Wenngleich der Bw tatbestandsmäßig gehandelt hat, war die verhängte Geldstrafe hinsichtlich Faktum 2 dennoch vom Oö. Verwaltungssenat unter Berücksichtigung des Umstandes auf 1.200 Euro herabzusetzen, dass der Lenker tatsächlich eine Ruhezeit von 6 Stunden 25 Minuten eingehalten hat. In Relation zur gesetzlich vorgesehenen Höchststrafe erscheint die nunmehr verhängte Geldstrafe durchaus als angemessen. Zu berücksichtigen ist auch, dass es glaubhaft bei wiederholten Verstößen schon zu Kündigungen von Lenkern gekommen ist. Das weist darauf hin, dass sich der Berufungswerber durchaus bemüht, Übertretungen der Arbeitszeitvorschriften zu verhindern. Im Hinblick auf das Einkommen des Bw (2.300 Euro netto, Sorgepflichten für eine geschiedene Gattin) erscheint die nunmehr festgesetzte Geldstrafe zu Faktum 2 als ausreichend, um den Bw in Zukunft vor ähnlichen Übertretungen abzuhalten. Eine noch weitere Herabsetzung ist nicht gerechtfertigt, zumal das Beweisverfahren gezeigt hat, dass im Unternehmen für die griechischen Lenker praktisch kein Kontrollsystem besteht, zudem die griechischen Lenker nach gefahrenen Routen bezahlt werden, was einen Anreiz zum Überschreiten der Lenkzeiten bzw.

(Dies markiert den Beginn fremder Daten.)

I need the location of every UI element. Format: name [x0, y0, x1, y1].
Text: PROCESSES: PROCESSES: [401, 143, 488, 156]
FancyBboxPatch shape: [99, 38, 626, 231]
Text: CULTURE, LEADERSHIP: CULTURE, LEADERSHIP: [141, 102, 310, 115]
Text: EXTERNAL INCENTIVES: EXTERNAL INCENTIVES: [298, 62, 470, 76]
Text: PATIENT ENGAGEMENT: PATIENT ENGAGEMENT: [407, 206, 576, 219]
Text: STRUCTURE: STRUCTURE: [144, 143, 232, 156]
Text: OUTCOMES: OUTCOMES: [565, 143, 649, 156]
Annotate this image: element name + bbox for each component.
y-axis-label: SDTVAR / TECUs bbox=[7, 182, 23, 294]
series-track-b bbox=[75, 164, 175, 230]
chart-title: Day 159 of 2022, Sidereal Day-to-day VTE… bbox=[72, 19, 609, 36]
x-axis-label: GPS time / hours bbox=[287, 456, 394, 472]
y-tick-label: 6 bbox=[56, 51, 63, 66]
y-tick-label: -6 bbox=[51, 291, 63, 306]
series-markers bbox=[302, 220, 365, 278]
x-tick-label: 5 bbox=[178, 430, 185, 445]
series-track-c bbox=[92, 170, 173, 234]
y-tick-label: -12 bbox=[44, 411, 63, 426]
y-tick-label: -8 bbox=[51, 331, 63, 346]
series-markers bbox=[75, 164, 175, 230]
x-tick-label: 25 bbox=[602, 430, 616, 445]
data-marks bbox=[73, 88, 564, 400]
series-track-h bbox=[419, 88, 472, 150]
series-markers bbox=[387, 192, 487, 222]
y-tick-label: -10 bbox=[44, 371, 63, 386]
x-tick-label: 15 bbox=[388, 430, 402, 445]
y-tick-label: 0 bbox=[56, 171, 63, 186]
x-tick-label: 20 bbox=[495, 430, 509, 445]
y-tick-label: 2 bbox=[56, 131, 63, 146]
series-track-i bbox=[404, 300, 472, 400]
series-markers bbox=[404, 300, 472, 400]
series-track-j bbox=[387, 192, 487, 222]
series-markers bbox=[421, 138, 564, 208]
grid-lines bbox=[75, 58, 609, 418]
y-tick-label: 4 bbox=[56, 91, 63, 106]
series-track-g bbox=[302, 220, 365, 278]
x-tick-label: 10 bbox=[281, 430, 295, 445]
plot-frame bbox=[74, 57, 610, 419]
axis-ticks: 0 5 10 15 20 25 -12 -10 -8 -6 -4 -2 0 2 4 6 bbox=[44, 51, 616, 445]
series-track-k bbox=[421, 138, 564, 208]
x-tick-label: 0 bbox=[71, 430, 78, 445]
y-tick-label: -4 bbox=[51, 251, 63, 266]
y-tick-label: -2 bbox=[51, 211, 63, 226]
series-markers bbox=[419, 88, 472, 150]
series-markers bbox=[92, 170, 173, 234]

Unterschreiten der Ruhezeiten bietet.     Bezüglich Faktum 1 wird eine Unangemessenheit der Strafhöhe nicht erblickt.

 

Von der Anwendung der §§ 20, 21 Abs.1 VStG war abzusehen, zumal die hiefür erforderlichen kumulativen Voraussetzungen nicht gegeben sind.

 

Zu II.:

Die Entscheidung über die Kosten stützt sich auf die im Spruch angeführten gesetzlichen Bestimmungen.

 

 

Rechtsmittelbelehrung:

 

Gegen diesen Bescheid ist kein ordentliches Rechtsmittel zulässig.

 

Hinweis:

 

Gegen diesen Bescheid kann innerhalb von sechs Wochen ab seiner Zustellung eine Beschwerde an den Verfassungsgerichtshof und/oder an den Verwaltungsge­richts­hof erhoben werden; diese muss von gesetzlichen Ausnahmen abgesehen jeweils von einem Rechtsanwalt unterschrieben sein. Für jede dieser Beschwerden ist eine Gebühr von 180 Euro zu entrichten.